Ach, co za ulga! W chwili, gdy zasiadam do pisania tego felietonu świat właśnie odetchnął z ulga, niczym po rozładowaniu kryzysu karaibskiego w roku 1962, kiedy to z powodu rozmieszczenia przez Chruszczowa sowieckich rakiet atomowych na Kubie, świat znalazł się na krawędzi wojny nuklearnej. Nawiasem mówiąc, „starzec przestary okrutnej sprośności, o duszy występków pożądającej”, czyli kubański Umiłowany Przywódca Fidel Castro, inaczej Fiedia zauważył ostatnio, że komunizm jest do chrzanu. Lepiej późno, niż wcale, ale czyżby Fiedia rzeczywiście był tak mało spostrzegawczy, czy też może jakiś „Kitajec, straszny Pa Fa Wag” wyłożył mu zalety chińskiej drogi do socjalizmu? Chińska droga, jak wiadomo, polega na tym, by do socjalizmu dochodzić jednak przez kapitalizm. Niech kot będzie sobie biały, albo czarny, byle tylko łapał myszy – zauważył w swoim czasie chiński cesarz Deng Siao Ping, to znaczy – byle rządziła partia. Skoro zatem partia może rządzić i przy kapitalizmie, to co to komu szkodzi, zwłaszcza, że przy kapitalizmie partyjni mogą jednak lepiej wypić i smaczniej zakąsić? Prawdopodobnie ta okoliczność wpłynęła na iluminację i nawrócenie kubańskiego Umiłowanego Przywódcy, bo wprawdzie „socialismo o muerte!”, jakże by inaczej – ale tak naprawdę to przecież kubańcy partyjniacy i razwiedczykowie też chcieliby umoczyć sobie pyski w melasie, podobnie jak ich sowieccy, czy polscy amigos. Nawet Nowa Lewica od pana Słaswomira Sierakowskiego lubi sobie wypić, zwłaszcza na rachunek Rzeczypospolitej, a cóż dopiero stara? Ale do diabła z nimi, bo tu chodzi o świat, który właśnie odetchnął z ulgą z powody odstąpienia pewnego pastora z Florydy od zamiaru spalenia Koranu 11 września, w rocznicę słynnego ataku na Amerykę. Oto do czego doprowadza przesada w zwalczaniu palenia tytoniu; gdyby ludzie mogli bez przeszkód palić sobie papierosy, a zwłaszcza cygara, to nikomu nie przyszedłby do głowy pomysł palenia Koranu, czy, dajmy na to – Talmudu. Skoro jednak nie mogą, a palić przecież coś trzeba, to wreszcie musiało dojść i do Koranu. Rozwścieczony świat muzułmański zapowiedział w związku z tym rozpoczęcie operacji pokojowej, co tak przeraziło eunuchów, że ze strachu omal nie wpełzli do własnych tyłków. Ale jak partia mówi, że spali – to mówi, więc i pastor z Florydy, kiedy tylko zrobił sobie darmową reklamę w skali światowej, ogłosił odstąpienie od swego zamiaru, ku uldze całego świata, który jeszcze jednej operacji pokojowej mógłby przecież nie udźwignąć.

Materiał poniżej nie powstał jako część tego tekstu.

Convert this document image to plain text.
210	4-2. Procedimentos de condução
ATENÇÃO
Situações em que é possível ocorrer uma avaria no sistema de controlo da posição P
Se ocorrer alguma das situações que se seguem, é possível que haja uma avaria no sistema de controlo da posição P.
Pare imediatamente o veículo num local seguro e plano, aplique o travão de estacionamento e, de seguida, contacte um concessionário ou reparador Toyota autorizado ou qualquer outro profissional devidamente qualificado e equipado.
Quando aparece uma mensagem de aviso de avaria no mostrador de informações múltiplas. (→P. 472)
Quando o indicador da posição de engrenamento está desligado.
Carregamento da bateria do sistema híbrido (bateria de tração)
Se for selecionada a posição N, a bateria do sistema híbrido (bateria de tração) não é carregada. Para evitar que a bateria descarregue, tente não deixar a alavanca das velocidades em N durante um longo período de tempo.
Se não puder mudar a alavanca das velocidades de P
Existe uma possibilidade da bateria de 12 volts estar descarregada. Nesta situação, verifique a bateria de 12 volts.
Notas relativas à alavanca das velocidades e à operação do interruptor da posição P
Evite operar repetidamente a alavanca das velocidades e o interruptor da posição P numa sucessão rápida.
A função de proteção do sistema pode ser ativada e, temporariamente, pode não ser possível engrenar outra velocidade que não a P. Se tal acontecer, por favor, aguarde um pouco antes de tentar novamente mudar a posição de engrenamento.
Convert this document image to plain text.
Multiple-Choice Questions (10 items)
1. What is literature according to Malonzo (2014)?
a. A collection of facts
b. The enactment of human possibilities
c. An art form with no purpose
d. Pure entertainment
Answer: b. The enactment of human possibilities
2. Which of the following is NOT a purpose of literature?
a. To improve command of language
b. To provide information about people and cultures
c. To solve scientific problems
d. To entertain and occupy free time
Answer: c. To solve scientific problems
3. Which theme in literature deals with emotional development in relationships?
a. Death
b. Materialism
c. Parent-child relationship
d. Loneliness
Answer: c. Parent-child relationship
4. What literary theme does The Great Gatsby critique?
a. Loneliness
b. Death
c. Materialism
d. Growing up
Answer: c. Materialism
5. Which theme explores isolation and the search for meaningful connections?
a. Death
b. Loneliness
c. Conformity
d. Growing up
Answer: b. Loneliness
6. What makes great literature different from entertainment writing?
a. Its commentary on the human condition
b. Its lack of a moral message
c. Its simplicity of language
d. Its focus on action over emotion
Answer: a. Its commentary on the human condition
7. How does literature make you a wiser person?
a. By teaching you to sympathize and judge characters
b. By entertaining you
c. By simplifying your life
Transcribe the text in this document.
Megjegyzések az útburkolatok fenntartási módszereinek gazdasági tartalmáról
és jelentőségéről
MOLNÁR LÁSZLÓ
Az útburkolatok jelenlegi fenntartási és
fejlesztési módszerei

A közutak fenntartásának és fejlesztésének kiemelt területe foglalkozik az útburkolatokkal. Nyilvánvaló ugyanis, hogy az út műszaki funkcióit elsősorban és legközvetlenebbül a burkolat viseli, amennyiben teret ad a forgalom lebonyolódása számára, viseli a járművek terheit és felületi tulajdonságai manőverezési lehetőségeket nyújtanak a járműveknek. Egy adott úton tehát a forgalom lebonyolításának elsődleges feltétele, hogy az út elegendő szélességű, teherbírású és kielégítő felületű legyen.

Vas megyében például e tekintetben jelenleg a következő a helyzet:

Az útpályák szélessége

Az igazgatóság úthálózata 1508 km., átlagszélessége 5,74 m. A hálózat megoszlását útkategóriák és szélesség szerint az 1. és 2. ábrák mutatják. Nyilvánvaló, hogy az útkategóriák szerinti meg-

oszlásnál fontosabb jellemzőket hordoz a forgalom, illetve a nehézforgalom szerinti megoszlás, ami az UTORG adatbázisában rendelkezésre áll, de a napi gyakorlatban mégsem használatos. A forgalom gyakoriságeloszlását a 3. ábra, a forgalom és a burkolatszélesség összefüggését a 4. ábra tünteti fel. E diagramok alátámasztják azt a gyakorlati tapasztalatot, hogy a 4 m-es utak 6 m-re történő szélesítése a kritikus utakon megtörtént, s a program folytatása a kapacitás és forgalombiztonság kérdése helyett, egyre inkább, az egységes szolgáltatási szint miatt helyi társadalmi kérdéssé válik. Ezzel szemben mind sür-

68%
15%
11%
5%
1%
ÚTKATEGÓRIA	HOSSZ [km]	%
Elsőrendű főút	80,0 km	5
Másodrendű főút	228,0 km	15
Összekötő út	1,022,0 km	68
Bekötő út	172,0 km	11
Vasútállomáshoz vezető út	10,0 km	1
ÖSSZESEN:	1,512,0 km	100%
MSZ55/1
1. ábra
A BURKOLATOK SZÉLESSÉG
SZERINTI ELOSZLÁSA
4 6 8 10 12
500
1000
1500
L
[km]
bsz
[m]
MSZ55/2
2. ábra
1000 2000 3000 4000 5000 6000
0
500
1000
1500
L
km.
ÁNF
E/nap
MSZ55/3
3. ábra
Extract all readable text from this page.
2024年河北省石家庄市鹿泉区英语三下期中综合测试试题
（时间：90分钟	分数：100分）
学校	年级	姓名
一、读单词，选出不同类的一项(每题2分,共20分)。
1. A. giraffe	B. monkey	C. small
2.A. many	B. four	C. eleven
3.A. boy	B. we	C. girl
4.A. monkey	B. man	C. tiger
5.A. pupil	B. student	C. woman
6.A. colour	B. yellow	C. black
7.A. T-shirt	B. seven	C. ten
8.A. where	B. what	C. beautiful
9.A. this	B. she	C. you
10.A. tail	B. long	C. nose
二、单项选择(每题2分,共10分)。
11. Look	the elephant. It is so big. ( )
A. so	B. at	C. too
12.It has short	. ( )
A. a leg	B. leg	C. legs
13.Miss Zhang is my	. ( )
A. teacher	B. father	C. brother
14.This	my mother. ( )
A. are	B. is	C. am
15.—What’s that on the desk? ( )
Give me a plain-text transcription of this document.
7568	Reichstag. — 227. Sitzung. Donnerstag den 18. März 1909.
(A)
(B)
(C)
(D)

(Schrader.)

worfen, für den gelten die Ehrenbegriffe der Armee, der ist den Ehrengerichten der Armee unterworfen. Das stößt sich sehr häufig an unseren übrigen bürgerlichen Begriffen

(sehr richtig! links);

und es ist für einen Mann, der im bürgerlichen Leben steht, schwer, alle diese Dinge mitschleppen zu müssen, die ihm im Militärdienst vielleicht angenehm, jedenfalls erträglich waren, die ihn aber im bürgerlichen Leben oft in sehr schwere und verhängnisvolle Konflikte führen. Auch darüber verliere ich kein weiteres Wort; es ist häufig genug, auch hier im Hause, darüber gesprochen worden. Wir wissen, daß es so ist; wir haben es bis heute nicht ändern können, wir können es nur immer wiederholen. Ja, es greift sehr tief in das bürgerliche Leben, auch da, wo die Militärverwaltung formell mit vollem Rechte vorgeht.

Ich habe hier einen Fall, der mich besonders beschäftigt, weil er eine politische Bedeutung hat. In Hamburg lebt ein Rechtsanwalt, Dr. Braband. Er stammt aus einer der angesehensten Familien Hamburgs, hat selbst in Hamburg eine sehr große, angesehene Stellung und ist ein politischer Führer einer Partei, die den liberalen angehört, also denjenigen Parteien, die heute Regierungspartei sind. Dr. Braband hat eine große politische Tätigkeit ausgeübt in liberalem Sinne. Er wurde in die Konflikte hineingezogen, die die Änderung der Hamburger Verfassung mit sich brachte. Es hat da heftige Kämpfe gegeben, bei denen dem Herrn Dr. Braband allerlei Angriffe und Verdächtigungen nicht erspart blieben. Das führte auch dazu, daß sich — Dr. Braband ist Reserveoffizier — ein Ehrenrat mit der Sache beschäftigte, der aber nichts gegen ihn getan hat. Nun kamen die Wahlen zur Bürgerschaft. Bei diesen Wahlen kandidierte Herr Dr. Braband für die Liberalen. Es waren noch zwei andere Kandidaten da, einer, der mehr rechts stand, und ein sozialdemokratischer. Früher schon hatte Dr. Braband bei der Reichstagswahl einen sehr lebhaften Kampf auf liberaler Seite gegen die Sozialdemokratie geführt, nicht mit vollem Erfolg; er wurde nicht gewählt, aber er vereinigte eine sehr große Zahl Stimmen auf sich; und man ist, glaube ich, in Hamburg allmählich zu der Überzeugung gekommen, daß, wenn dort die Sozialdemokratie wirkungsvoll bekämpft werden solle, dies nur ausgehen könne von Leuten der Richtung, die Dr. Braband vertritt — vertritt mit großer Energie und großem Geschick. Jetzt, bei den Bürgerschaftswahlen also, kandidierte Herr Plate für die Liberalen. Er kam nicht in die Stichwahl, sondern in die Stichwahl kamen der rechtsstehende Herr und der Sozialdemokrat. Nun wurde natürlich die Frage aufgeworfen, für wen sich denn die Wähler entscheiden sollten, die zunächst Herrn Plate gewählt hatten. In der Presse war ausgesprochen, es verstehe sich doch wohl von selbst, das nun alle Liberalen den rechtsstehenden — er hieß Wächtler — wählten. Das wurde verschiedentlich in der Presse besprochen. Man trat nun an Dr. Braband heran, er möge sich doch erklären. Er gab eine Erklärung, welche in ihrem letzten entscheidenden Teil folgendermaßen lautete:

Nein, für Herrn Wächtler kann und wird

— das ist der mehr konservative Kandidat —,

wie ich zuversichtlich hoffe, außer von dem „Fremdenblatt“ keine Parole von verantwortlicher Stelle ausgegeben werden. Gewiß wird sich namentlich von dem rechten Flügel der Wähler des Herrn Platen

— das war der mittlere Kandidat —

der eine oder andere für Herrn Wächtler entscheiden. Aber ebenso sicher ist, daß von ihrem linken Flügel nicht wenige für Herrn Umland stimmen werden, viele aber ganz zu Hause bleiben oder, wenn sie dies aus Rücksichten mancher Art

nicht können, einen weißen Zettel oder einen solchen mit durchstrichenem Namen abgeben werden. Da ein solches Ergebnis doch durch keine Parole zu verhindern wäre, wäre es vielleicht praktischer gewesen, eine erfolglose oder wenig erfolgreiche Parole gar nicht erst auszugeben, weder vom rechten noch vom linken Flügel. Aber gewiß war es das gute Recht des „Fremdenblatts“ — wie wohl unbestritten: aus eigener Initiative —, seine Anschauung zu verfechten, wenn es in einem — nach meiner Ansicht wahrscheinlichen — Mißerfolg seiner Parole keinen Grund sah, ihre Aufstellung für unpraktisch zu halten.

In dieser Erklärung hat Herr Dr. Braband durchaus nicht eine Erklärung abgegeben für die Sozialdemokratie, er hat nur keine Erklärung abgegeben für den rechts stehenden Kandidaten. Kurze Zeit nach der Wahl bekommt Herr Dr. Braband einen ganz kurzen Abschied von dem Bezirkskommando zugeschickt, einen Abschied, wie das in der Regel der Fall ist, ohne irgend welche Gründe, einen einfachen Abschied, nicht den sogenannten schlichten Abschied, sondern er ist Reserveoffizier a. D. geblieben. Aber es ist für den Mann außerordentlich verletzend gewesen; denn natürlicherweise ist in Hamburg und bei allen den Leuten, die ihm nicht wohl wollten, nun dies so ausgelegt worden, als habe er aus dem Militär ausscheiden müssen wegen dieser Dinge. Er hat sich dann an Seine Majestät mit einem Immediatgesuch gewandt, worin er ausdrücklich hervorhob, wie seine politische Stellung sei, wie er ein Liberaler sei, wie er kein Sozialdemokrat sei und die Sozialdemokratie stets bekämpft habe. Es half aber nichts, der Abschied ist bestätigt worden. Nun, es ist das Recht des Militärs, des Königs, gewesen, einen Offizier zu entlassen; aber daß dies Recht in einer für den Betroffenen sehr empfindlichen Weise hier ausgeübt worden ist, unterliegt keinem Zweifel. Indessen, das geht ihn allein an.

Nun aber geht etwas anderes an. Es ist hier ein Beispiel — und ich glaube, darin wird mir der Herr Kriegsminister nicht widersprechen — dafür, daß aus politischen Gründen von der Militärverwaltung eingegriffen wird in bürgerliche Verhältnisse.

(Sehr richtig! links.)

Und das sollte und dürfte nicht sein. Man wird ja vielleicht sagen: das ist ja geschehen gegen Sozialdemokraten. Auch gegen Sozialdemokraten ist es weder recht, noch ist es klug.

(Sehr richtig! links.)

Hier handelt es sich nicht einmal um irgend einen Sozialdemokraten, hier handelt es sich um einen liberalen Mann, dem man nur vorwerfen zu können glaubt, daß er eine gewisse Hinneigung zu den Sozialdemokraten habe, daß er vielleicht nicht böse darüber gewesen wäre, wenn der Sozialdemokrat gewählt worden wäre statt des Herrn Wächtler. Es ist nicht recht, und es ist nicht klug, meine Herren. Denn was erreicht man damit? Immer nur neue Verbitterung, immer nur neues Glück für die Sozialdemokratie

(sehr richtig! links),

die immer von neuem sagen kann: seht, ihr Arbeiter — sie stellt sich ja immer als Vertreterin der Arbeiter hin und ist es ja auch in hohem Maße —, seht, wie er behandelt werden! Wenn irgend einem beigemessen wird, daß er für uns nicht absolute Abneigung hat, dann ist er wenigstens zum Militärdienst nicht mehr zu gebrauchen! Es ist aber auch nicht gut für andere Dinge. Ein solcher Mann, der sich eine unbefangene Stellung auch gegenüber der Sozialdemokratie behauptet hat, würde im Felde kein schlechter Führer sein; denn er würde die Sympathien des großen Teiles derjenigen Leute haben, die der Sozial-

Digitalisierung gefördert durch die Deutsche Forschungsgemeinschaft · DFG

Skoro tedy świat ocalał, możemy powrócić a nos moutons, czyli – jak mówią wymowni Francuzi – do naszych baranów. Odchodzi tu wielka polityka, od której – jak zauważyła już dawno sawantka i literatka Anna Bojarska – „uciec niepodobna”. Nie mówię o rozpaczliwych próbach poszukiwania sławnego „punktu G”, z których zasłynęła pani Joanna Senyszyn, dla swego charakterystycznego głosu obdarzona ksywą „Ropucha”, tylko oczywiście o krzyżu z Krakowskiego Przedmieścia. Ponieważ biskupi poszli po rozum do głowy i naprawili błąd JE abpa Nycza, który dał się sprowokować przydzielonemu prezydentu Komorowskiemu panu Jackowi Michałowskiemu do przeniesienia krzyża w „godne miejsce”, razwiedka wpadła na pomysł, by 10 października urządzić wycieczkę rodzin ofiar do Smoleńska, dokąd zabraliby również krzyż sprzed Pałacu Namiestnikowskiego. Najwyraźniej liczy na to, że rodzinom nie ośmieli się sprzeciwić nawet Jarosław Kaczyński, na którym konfidenci w mediach nie pozostawiliby wtedy suchej nitki. Nie ma jednak pewności, czy taki pomysł wszystkim rodzinom się spodoba, bo niektóre stoją jednak na nieubłaganym gruncie doktryny „krzyż za pomnik”, więc nie jest wykluczone, że próba usunięcia krzyża doprowadziłaby do siłowej konfrontacji między rodzinami ofiar smoleńskiej katastrofy. Okazuje się, że z Jarosławem Kaczyńskim nie jest tak łatwo; wprawdzie pomnika jeszcze nie ma, ale udało się doprowadzić do tego, że siedziba tubylczego prezydenta przypomina gmach Gestapo przy warszawskiej Alei Szucha w okresie okupacji – oczywiście pod względem ilości zapór i wachmanów. „Nieszczęśliwy kraj” – jak zwykł wzdychać Książę w „Lalce” Bolesława Prusa.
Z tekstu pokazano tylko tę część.